Danke für Eure anderen Kommentare schon mal !!!


----------



## Deep Blue (11 September 2007)

Bin gerade auf www.ziehl.de. Dort ist der STWA 1 H mit folgender Funktion:
"Eine eingebaute LED zeigt ab ca. 2 A/AC an, dass durch den Wandler ein Strom fließt. Zusätzlich kann eine externe LED angeschlossen werden. Mit dem STWA 1 H kann man einfach an einer Zuleitung zu einem entfernten Verbraucher erfassen und anzeigen, ob dieser eingeschaltet ist, und Strom aufnimmt. Auch ein Ausfall kann so detektiert werden.
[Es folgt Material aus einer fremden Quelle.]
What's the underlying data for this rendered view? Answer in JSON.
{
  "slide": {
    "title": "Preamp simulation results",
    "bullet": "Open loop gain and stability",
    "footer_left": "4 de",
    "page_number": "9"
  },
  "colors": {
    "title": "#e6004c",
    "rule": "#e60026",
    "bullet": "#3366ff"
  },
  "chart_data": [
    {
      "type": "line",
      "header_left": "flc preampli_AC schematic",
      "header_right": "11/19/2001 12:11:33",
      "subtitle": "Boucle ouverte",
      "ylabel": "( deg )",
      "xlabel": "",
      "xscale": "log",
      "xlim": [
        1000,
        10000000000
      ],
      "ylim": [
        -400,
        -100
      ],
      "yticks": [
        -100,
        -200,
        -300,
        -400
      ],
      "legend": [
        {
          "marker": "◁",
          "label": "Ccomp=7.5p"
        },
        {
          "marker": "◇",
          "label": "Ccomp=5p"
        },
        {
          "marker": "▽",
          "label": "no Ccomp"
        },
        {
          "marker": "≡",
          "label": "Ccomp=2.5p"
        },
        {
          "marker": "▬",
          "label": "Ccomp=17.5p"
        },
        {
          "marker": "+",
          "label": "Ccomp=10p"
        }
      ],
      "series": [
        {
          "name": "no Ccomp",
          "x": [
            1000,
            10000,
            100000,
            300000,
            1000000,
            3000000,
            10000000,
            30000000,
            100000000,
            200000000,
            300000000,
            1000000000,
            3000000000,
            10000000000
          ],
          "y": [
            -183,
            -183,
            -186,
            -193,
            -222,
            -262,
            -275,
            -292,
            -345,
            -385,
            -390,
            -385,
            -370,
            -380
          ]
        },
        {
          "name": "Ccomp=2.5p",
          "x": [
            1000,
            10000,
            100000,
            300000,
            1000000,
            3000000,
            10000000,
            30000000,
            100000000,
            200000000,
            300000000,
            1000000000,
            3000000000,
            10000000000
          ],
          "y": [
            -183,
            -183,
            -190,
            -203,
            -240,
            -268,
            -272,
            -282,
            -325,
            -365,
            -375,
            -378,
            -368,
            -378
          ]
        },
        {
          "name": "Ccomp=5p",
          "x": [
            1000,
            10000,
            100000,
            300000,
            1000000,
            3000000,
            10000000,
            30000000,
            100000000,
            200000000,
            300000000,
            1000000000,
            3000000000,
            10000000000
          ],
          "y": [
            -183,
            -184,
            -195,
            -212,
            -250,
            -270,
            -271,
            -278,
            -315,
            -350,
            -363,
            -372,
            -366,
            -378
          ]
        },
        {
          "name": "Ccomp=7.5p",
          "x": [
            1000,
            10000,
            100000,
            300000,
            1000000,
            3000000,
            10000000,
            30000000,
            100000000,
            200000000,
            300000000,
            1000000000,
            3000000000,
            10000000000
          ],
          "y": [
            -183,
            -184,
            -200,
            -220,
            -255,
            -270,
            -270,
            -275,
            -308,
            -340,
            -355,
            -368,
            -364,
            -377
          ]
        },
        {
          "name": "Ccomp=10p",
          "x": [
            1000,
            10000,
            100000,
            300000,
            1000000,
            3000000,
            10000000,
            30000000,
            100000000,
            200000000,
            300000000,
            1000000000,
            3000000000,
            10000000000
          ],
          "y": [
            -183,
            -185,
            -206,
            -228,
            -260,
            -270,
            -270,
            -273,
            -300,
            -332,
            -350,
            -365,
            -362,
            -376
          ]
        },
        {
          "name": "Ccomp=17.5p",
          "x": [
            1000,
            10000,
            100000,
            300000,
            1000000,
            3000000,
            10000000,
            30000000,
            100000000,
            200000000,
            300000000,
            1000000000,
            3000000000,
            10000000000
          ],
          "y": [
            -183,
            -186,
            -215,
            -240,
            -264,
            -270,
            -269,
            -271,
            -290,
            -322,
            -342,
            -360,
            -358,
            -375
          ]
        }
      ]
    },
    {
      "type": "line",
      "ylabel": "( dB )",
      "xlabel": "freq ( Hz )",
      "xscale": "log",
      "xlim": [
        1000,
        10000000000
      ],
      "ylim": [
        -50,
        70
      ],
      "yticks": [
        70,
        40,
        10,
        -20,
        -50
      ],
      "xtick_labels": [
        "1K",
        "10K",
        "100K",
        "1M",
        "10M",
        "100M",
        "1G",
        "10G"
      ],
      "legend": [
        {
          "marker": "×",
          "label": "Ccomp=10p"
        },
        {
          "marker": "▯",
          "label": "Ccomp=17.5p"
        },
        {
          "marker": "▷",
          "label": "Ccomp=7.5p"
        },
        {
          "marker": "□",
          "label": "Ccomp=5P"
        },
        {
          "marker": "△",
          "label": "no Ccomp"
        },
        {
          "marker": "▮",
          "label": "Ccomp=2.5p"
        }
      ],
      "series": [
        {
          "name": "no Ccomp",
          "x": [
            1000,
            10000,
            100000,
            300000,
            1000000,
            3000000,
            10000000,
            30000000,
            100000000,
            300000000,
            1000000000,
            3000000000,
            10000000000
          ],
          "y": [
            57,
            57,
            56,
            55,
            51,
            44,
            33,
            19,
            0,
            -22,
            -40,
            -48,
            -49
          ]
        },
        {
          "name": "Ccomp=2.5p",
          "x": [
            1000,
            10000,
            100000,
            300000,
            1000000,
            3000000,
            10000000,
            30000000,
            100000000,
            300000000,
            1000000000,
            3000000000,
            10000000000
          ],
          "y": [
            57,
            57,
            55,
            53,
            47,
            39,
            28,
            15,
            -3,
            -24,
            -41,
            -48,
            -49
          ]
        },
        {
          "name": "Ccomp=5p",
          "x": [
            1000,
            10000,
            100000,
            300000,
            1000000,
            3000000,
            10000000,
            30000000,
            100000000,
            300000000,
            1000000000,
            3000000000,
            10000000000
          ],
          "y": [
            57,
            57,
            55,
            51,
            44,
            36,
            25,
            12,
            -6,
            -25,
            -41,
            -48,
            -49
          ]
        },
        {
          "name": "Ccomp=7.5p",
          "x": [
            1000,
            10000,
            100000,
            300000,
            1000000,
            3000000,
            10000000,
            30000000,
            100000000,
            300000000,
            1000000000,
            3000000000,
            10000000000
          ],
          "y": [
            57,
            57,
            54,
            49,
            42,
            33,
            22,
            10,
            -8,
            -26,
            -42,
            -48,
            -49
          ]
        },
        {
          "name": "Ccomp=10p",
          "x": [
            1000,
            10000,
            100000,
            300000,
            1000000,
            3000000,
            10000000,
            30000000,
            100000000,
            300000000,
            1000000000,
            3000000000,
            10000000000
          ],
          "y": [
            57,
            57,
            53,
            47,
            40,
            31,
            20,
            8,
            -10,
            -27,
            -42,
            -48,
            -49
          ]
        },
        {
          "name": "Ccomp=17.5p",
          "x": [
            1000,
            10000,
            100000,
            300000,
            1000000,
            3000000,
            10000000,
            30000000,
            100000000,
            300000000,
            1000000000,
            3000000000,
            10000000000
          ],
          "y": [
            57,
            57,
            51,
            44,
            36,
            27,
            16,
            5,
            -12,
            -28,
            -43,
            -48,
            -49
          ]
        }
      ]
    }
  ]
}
Der Wandler kann auf eine Hutschiene gerastet oder mit 2 Schrauben M4 befestigt werden. Die Anschlussklemmen sind steckbar."
Das wäre doch eine günstige Lösung, oder(Conrad € 17,73)?


----------



## M_K (11 September 2007)

Ich habe mal ein Phönix Gerät zu Erfassung der Stromaufnahme einer Pumpe eingebaut. Das wandelte 0-5A nach 4-20mA. 
Das Gerät arbeitet seit 5 Jahren Störungsfrei, hat aber ca. 200€ gekostet.

Gruß 
Michael


----------



## Deep Blue (11 September 2007)

Ich glaub jetzt habe ich mein Gerät gefunden:

Ziehl STWA 1 SH schaltet ab 2 A einen Transistor durch, an dem ich potential-getrennt mein Signal zur SPS übermitteln kann. Für meine Anwendung - Verbraucher AN/AUS Abfrage - reicht das locker und kostet nur € 40,-. Vielen dank Euch allen!


----------